Learning spark--use Spark-shell to run Word Count

Source: Internet
Author: User

In the Hadoop, zookeeper, hbase, spark cluster environment has set up the environment, 工欲善其事 its prerequisite, now the device has been, the next is to open up, first from Spark-shell began to uncover spark artifact veil.

Spark-shell is the command line interface of Spark, we can directly hit some commands above, just like Windows CMD, into the Spark installation directory, execute the following command to open Spark-shell:

Bin/spark-Shell --Master spark://hxf:7077 --Executor-Memory 1024m --Driver-Memory 1024m -- Total-Executor-cores 4

Executor-memory is slave memory, Driver-memory is Master's memory, Total-executor-cores is all the number of cores

Terminal display As you can see Spark-shell has helped us initialize two variables SC, SPARK,SC is spark Context,spark is spark session, have not eaten pork seen pig run, Like these include context ah session AH don't think it is very important, the same spark implementation is relying on these two variables, at present, the first familiar, and later

The Spark Management page displays such as:

OK, now let's start knocking the first example to count the number of occurrences of each word in the Spark directory readme.md this file:

First give the complete code, convenient for everyone to have a whole idea:

val textFile = sc.textFile("file:/data/install/spark-2.0.0-bin-hadoop2.7/README.md")val wordCounts = textFile.flatMap(line => line.split(" ")).map(word => (word, 1)).reduceByKey((a, b) => a + b)wordCounts.collect()

The code is simple, but the first time you see it may not be very understanding, the following explanation

1. How spark reads the raw data

First read the README.MD:

val textFile = sc.textFile("README.md")

This code is to read raw data into Spark's own data format RDD, which generally reads raw data in two ways

1. Test usage: Call Sparkcontext's Parallelize method

val rdd = sc.parallelize(Array(1to10))

This gets the 1 to 10 array, which is used to test the program, formally developed without this

2, formal usage: All Hadoop can use the data source spark can be used, of course, our most commonly used is the Sparkcontext Textfile method, such as reading the files on the HDFs:

val rdd = sc.parallelize("hadoop://hxf:9000/test/test.log")
2. Spark's underlying data type Rdd

The result obtained by Textfile is called the Rdd, which is the basic data type of spark.

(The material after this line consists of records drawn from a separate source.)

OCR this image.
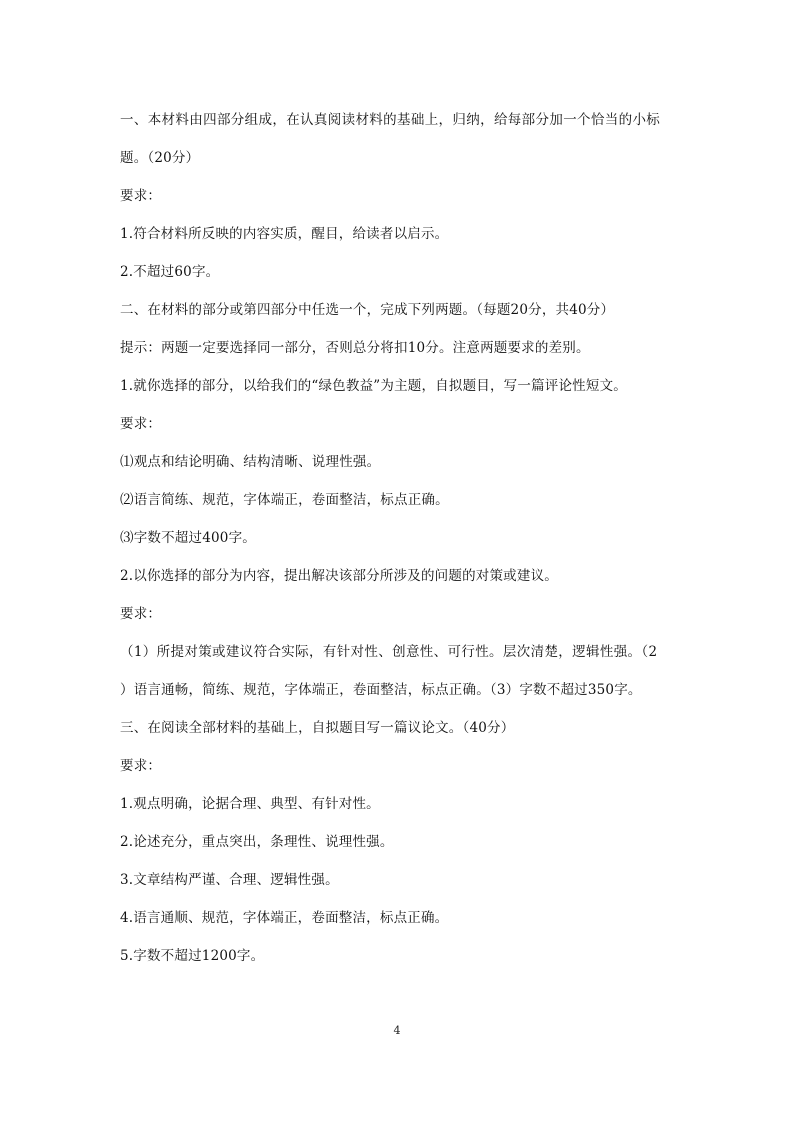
一、本材料由四部分组成，在认真阅读材料的基础上，归纳，给每部分加一个恰当的小标

题。（20分）

要求：

1.符合材料所反映的内容实质，醒目，给读者以启示。

2.不超过60字。

二、在材料的部分或第四部分中任选一个，完成下列两题。（每题20分，共40分）

提示：两题一定要选择同一部分，否则总分将扣10分。注意两题要求的差别。

1.就你选择的部分，以给我们的“绿色教益”为主题，自拟题目，写一篇评论性短文。

要求：

⑴观点和结论明确、结构清晰、说理性强。

⑵语言简练、规范，字体端正，卷面整洁，标点正确。

⑶字数不超过400字。

2.以你选择的部分为内容，提出解决该部分所涉及的问题的对策或建议。

要求：

（1）所提对策或建议符合实际，有针对性、创意性、可行性。层次清楚，逻辑性强。（2

）语言通畅，简练、规范，字体端正，卷面整洁，标点正确。（3）字数不超过350字。

三、在阅读全部材料的基础上，自拟题目写一篇议论文。（40分）

要求：

1.观点明确，论据合理、典型、有针对性。

2.论述充分，重点突出，条理性、说理性强。

3.文章结构严谨、合理、逻辑性强。

4.语言通顺、规范，字体端正，卷面整洁，标点正确。

5.字数不超过1200字。

4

The RDD is the abbreviation for the resillient distributed dataset, meaning the elastic distributed data set, which is not very well understood, but we can literally understand that the RDD is distributed and is a collection of data, assuming that there are multiple files under the distributed system, These files have many lines, and the Rdd refers to a collection of all the rows of all these files, not a single row. So what we do with the RDD is all about the entire collection, and Spark is putting the entire rdd in memory, not on the disk like MapReduce, so that spark can operate faster than MapReduce.

Then continue with the code:

val wordCounts = textFile.flatMap(line => line.split(" ")).map(word => (word, 1)).reduceByKey((a, b) => a + b)wordCounts.collect()

The final results show the number of occurrences of each word, the code of Flatmap, map, Reducebykey is the RDD conversion operation, Collect is the action of the RDD operation, do not understand that it does not matter, after the article detailed. This section is here for the time being, please listen to tell.

Learning spark--use Spark-shell to run Word Count

Related Article

Contact Us

The content source of this page is from Internet, which doesn't represent Alibaba Cloud's opinion; products and services mentioned on that page don't have any relationship with Alibaba Cloud. If the content of the page makes you feel confusing, please write us an email, we will handle the problem within 5 days after receiving your email.

If you find any instances of plagiarism from the community, please send an email to: info-contact@alibabacloud.com and provide relevant evidence. A staff member will contact you within 5 working days.

A Free Trial That Lets You Build Big!

Start building with 50+ products and up to 12 months usage for Elastic Compute Service

  • Sales Support

    1 on 1 presale consultation

  • After-Sales Support

    24/7 Technical Support 6 Free Tickets per Quarter Faster Response

  • Alibaba Cloud offers highly flexible support services tailored to meet your exact needs.